Monday, August 09, 2004

The overgrad thing is becoming more and more apparent... Chinas party, where i was the only grad of this year, was weird enough... I had lots of fun, but it was still weird. And now, I've been invited to 4 day party... I've met this overgrad once. Its all very weird to me. Im sure it will be fun times and im looking forward to it. But its still weird. And the closer September gets the more akward i feel. The friendships i had in highschool are all changing so quickly with this summer. I dont know whats gonna happen in september. I feel like im barely holding onto imaginary things that used to exist, but that have somehow disappeared. I dont know what happened. I cant control everything. Today i even went out for coffee with an overgrad. One that i didnt even attend high school with. That doesnt mean anything, cuz hes awesome and i have a super time, but its just so weird. Im becoming friends with a whole new type of people. People who are older than me, as opposed to younger, which has been the case for a while. Its different and i dont not like it.

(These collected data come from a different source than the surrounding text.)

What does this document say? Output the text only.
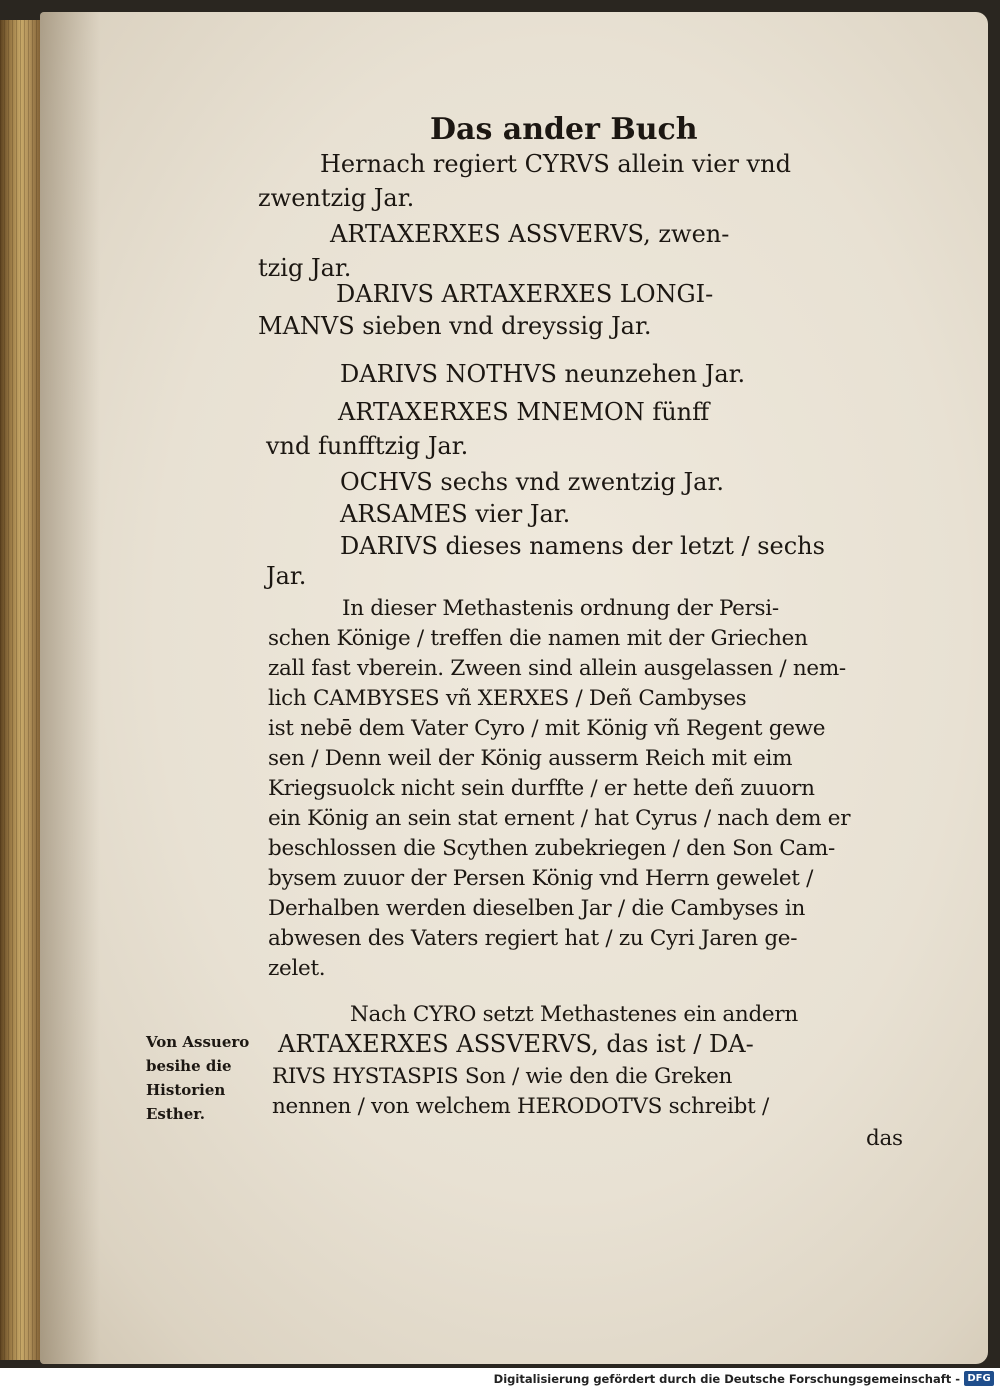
Das ander Buch
Hernach regiert CYRVS allein vier vnd
zwentzig Jar.
ARTAXERXES ASSVERVS, zwen-
tzig Jar.
DARIVS ARTAXERXES LONGI-
MANVS sieben vnd dreyssig Jar.
DARIVS NOTHVS neunzehen Jar.
ARTAXERXES MNEMON fünff
vnd funfftzig Jar.
OCHVS sechs vnd zwentzig Jar.
ARSAMES vier Jar.
DARIVS dieses namens der letzt / sechs
Jar.
In dieser Methastenis ordnung der Persi-
schen Könige / treffen die namen mit der Griechen
zall fast vberein. Zween sind allein ausgelassen / nem-
lich CAMBYSES vñ XERXES / Deñ Cambyses
ist nebē dem Vater Cyro / mit König vñ Regent gewe
sen / Denn weil der König ausserm Reich mit eim
Kriegsuolck nicht sein durffte / er hette deñ zuuorn
ein König an sein stat ernent / hat Cyrus / nach dem er
beschlossen die Scythen zubekriegen / den Son Cam-
bysem zuuor der Persen König vnd Herrn gewelet /
Derhalben werden dieselben Jar / die Cambyses in
abwesen des Vaters regiert hat / zu Cyri Jaren ge-
zelet.
Nach CYRO setzt Methastenes ein andern
ARTAXERXES ASSVERVS, das ist / DA-
RIVS HYSTASPIS Son / wie den die Greken
nennen / von welchem HERODOTVS schreibt /
das
Von Assuero
besihe die
Historien
Esther.
Digitalisierung gefördert durch die Deutsche Forschungsgemeinschaft - DFG
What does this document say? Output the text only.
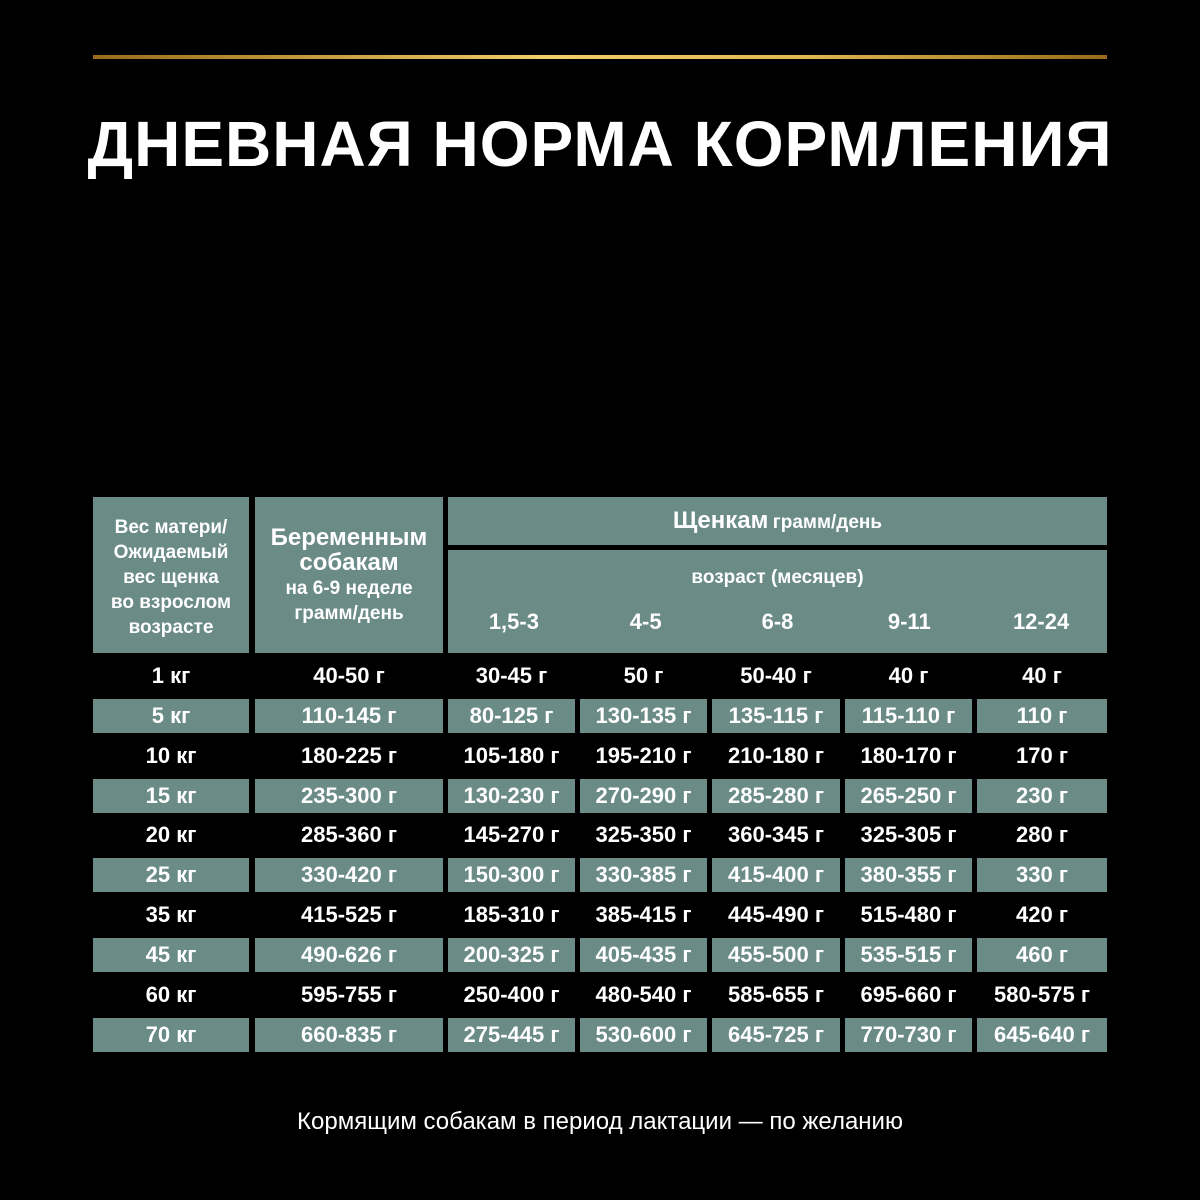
ДНЕВНАЯ НОРМА КОРМЛЕНИЯ
Вес матери/
Ожидаемый
вес щенка
во взрослом
возрасте
Беременным
собакам
на 6-9 неделе
грамм/день
Щенкам грамм/день
возраст (месяцев)
1,5-3	4-5	6-8	9-11	12-24
1 кг	40-50 г	30-45 г	50 г	50-40 г	40 г	40 г
5 кг	110-145 г	80-125 г	130-135 г	135-115 г	115-110 г	110 г
10 кг	180-225 г	105-180 г	195-210 г	210-180 г	180-170 г	170 г
15 кг	235-300 г	130-230 г	270-290 г	285-280 г	265-250 г	230 г
20 кг	285-360 г	145-270 г	325-350 г	360-345 г	325-305 г	280 г
25 кг	330-420 г	150-300 г	330-385 г	415-400 г	380-355 г	330 г
35 кг	415-525 г	185-310 г	385-415 г	445-490 г	515-480 г	420 г
45 кг	490-626 г	200-325 г	405-435 г	455-500 г	535-515 г	460 г
60 кг	595-755 г	250-400 г	480-540 г	585-655 г	695-660 г	580-575 г
70 кг	660-835 г	275-445 г	530-600 г	645-725 г	770-730 г	645-640 г
Кормящим собакам в период лактации — по желанию
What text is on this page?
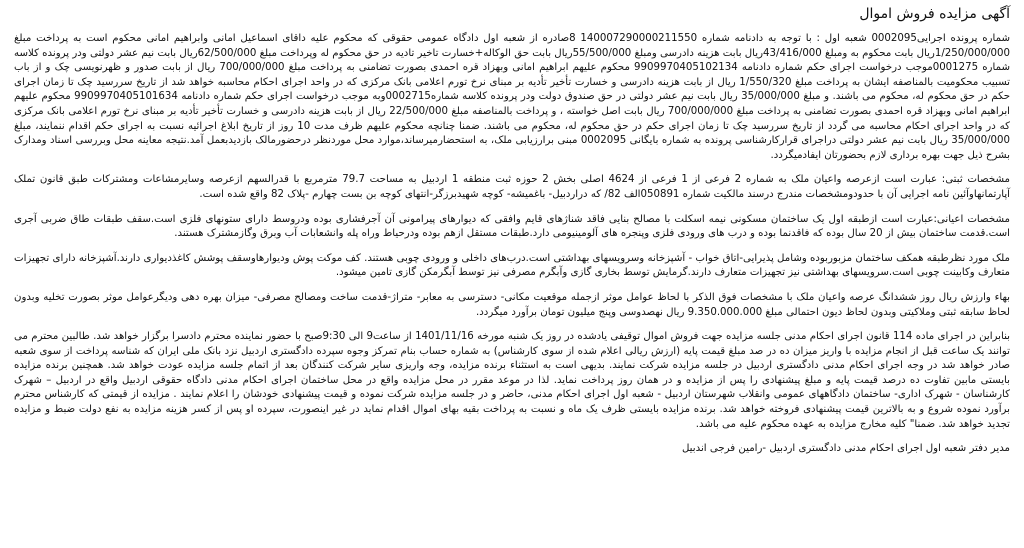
آگهی مزایده فروش اموال

شماره پرونده اجرایی0002095 شعبه اول : با توجه به دادنامه شماره 140007290000211550 8صادره از شعبه اول دادگاه عمومی حقوقی که محکوم علیه داقای اسماعیل امانی وابراهیم امانی محکوم است به پرداخت مبلغ 1/250/000/000ریال بابت محکوم به ومبلغ 43/416/000ریال بابت هزینه دادرسی ومبلغ 55/500/000ریال بابت حق الوکاله+خسارت تاخیر تادیه در حق محکوم له وپرداخت مبلغ 62/500/000ریال بابت نیم عشر دولتی ودر پرونده کلاسه شماره 0001275موجب درخواست اجرای حکم شماره دادنامه 9909970405102134 محکوم علیهم ابراهیم امانی وبهزاد قره احمدی بصورت تضامنی به پرداخت مبلغ 700/000/000 ریال از بابت صدور و ظهرنویسی چک و از باب تسبیب محکومیت بالمناصفه ایشان به پرداخت مبلغ 1/550/320 ریال از بابت هزینه دادرسی و خسارت تأخیر تأدیه بر مبنای نرخ تورم اعلامی بانک مرکزی که در واحد اجرای احکام محاسبه خواهد شد از تاریخ سررسید چک تا زمان اجرای حکم در حق محکوم له، محکوم می باشند. و مبلغ 35/000/000 ریال بابت نیم عشر دولتی در حق صندوق دولت ودر پرونده کلاسه شماره0002715وبه موجب درخواست اجرای حکم شماره دادنامه 9909970405101634 محکوم علیهم ابراهیم امانی وبهزاد قره احمدی بصورت تضامنی به پرداخت مبلغ 700/000/000 ریال بابت اصل خواسته ، و پرداخت بالمناصفه مبلغ 22/500/000 ریال از بابت هزینه دادرسی و خسارت تأخیر تأدیه بر مبنای نرخ تورم اعلامی بانک مرکزی که در واحد اجرای احکام محاسبه می گردد از تاریخ سررسید چک تا زمان اجرای حکم در حق محکوم له، محکوم می باشند. ضمنا چنانچه محکوم علیهم ظرف مدت 10 روز از تاریخ ابلاغ اجرائیه نسبت به اجرای حکم اقدام ننمایند، مبلغ 35/000/000 ریال بابت نیم عشر دولتی دراجرای قرارکارشناسی پرونده به شماره بایگانی 0002095 مبنی برارزیابی ملک، به استحضارمیرساند،موارد محل موردنظر درحضورمالک بازدیدبعمل آمد.نتیجه معاینه محل وبررسی اسناد ومدارک بشرح ذیل جهت بهره برداری لازم بحضورتان ایفادمیگردد.

مشخصات ثبتی: عبارت است ازعرصه واعیان ملک به شماره 2 فرعی از 1 فرعی از 4624 اصلی بخش 2 حوزه ثبت منطقه 1 اردبیل به مساحت 79.7 مترمربع با قدرالسهم ازعرصه وسایرمشاعات ومشترکات طبق قانون تملک آپارتمانهاوآئین نامه اجرایی آن با حدودومشخصات مندرج درسند مالکیت شماره 050891الف 82/ که دراردبیل- باغمیشه- کوچه شهیدبرزگر-انتهای کوچه بن بست چهارم -پلاک 82 واقع شده است.

مشخصات اعیانی:عبارت است ازطبقه اول یک ساختمان مسکونی نیمه اسکلت با مصالح بنایی فاقد شناژهای قایم وافقی که دیوارهای پیرامونی آن آجرفشاری بوده ودروسط دارای ستونهای فلزی است.سقف طبقات طاق ضربی آجری است.قدمت ساختمان بیش از 20 سال بوده که فاقدنما بوده و درب های ورودی فلزی وپنجره های آلومینیومی دارد.طبقات مستقل ازهم بوده ودرحیاط وراه پله وانشعابات آب وبرق وگازمشترک هستند.

ملک مورد نظرطبقه همکف ساختمان مزبوربوده وشامل پذیرایی-اتاق خواب - آشپزخانه وسرویسهای بهداشتی است.درب‌های داخلی و ورودی چوبی هستند. کف موکت پوش ودیوارهاوسقف پوشش کاغذدیواری دارند.آشپزخانه دارای تجهیزات متعارف وکابینت چوبی است.سرویسهای بهداشتی نیز تجهیزات متعارف دارند.گرمایش توسط بخاری گازی وآبگرم مصرفی نیز توسط آبگرمکن گازی تامین میشود.

بهاء وارزش ریال روز ششدانگ عرصه واعیان ملک با مشخصات فوق الذکر با لحاظ عوامل موثر ازجمله موقعیت مکانی- دسترسی به معابر- متراژ-قدمت ساخت ومصالح مصرفی- میزان بهره دهی ودیگرعوامل موثر بصورت تخلیه وبدون لحاظ سابقه ثبتی وملاکیتی وبدون لحاظ دیون احتمالی مبلغ 9.350.000.000 ریال نهصدوسی وپنج میلیون تومان برآورد میگردد.

بنابراین در اجرای ماده 114 قانون اجرای احکام مدنی جلسه مزایده جهت فروش اموال توقیفی یادشده در روز یک شنبه مورخه 1401/11/16 از ساعت9 الی 9:30صبح با حضور نماینده محترم دادسرا برگزار خواهد شد. طالبین محترم می توانند یک ساعت قبل از انجام مزایده با واریز میزان ده در صد مبلغ قیمت پایه (ارزش ریالی اعلام شده از سوی کارشناس) به شماره حساب بنام تمرکز وجوه سپرده دادگستری اردبیل نزد بانک ملی ایران که شناسه پرداخت از سوی شعبه صادر خواهد شد در وجه اجرای احکام مدنی دادگستری اردبیل در جلسه مزایده شرکت نمایند. بدیهی است به استثناء برنده مزایده، وجه واریزی سایر شرکت کنندگان بعد از اتمام جلسه مزایده عودت خواهد شد. همچنین برنده مزایده بایستی مابین تفاوت ده درصد قیمت پایه و مبلغ پیشنهادی را پس از مزایده و در همان روز پرداخت نماید. لذا در موعد مقرر در محل مزایده واقع در محل ساختمان اجرای احکام مدنی دادگاه حقوقی اردبیل واقع در اردبیل – شهرک کارشناسان - شهرک اداری- ساختمان دادگاههای عمومی وانقلاب شهرستان اردبیل - شعبه اول اجرای احکام مدنی، حاضر و در جلسه مزایده شرکت نموده و قیمت پیشنهادی خودشان را اعلام نمایند . مزایده از قیمتی که کارشناس محترم برآورد نموده شروع و به بالاترین قیمت پیشنهادی فروخته خواهد شد. برنده مزایده بایستی ظرف یک ماه و نسبت به پرداخت بقیه بهای اموال اقدام نماید در غیر اینصورت، سپرده او پس از کسر هزینه مزایده به نفع دولت ضبط و مزایده تجدید خواهد شد. ضمنا" کلیه مخارج مزایده به عهده محکوم علیه می باشد.

مدیر دفتر شعبه اول اجرای احکام مدنی دادگستری اردبیل -رامین فرجی اندبیل
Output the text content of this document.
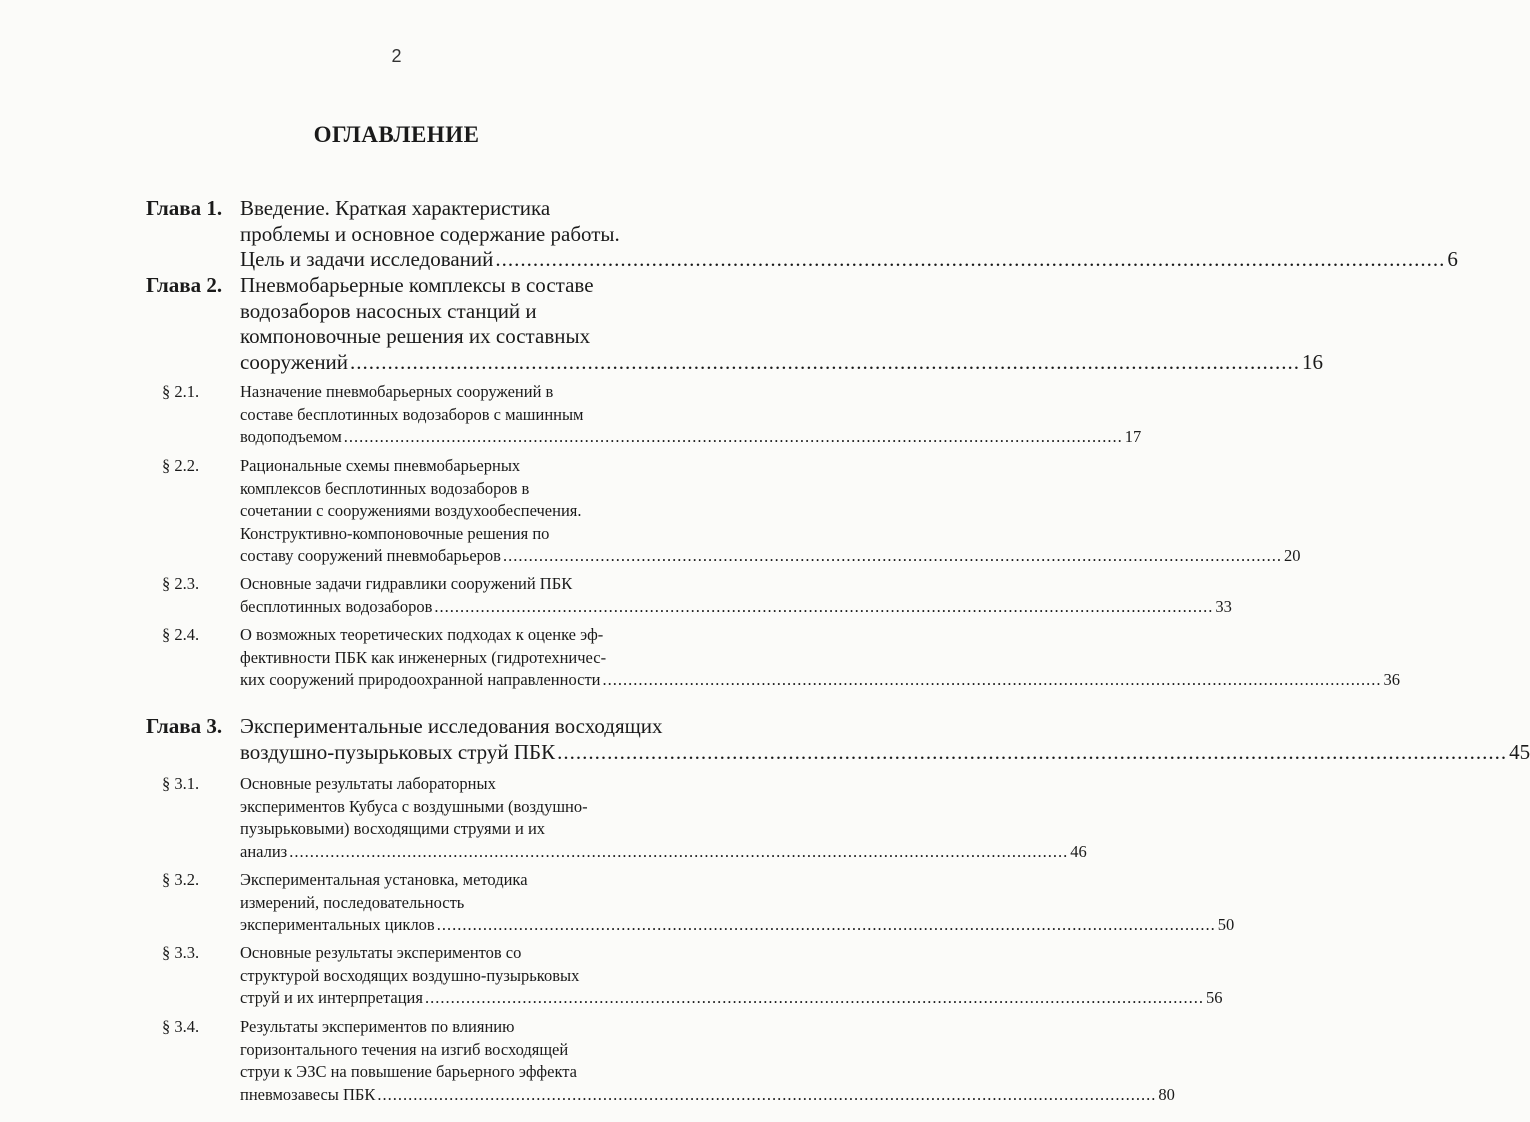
2
ОГЛАВЛЕНИЕ
Глава 1. Введение. Краткая характеристика
проблемы и основное содержание работы.
Цель и задачи исследований .....	6
Глава 2. Пневмобарьерные комплексы в составе
водозаборов насосных станций и
компоновочные решения их составных
сооружений .....	16
§ 2.1.	Назначение пневмобарьерных сооружений в
составе бесплотинных водозаборов с машинным
водоподъемом .....	17
§ 2.2.	Рациональные схемы пневмобарьерных
комплексов бесплотинных водозаборов в
сочетании с сооружениями воздухообеспечения.
Конструктивно-компоновочные решения по
составу сооружений пневмобарьеров .....	20
§ 2.3.	Основные задачи гидравлики сооружений ПБК
бесплотинных водозаборов .....	33
§ 2.4.	О возможных теоретических подходах к оценке эф-
фективности ПБК как инженерных (гидротехничес-
ких сооружений природоохранной направленности .....	36
Глава 3. Экспериментальные исследования восходящих
воздушно-пузырьковых струй ПБК .....	45
§ 3.1.	Основные результаты лабораторных
экспериментов Кубуса с воздушными (воздушно-
пузырьковыми) восходящими струями и их
анализ .....	46
§ 3.2.	Экспериментальная установка, методика
измерений, последовательность
экспериментальных циклов .....	50
§ 3.3.	Основные результаты экспериментов со
структурой восходящих воздушно-пузырьковых
струй и их интерпретация .....	56
§ 3.4.	Результаты экспериментов по влиянию
горизонтального течения на изгиб восходящей
струи к ЭЗС на повышение барьерного эффекта
пневмозавесы ПБК .....	80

I had an afternoon nap today. I had very vivid dreams. So much so that i felt like crying the rest of the day when i woke up. they were weird dreams, but i felt like i had had them before. And i didnt even want to nap. I just passed out. I wasnt tired at all. and then i couldnt wake up. I think i may be slipping away again. I hate it. I dont want to. Just things are getting to me in every aspect of my life it seems so my mind wants to slip away. Away from everyone and everything. Im sorry.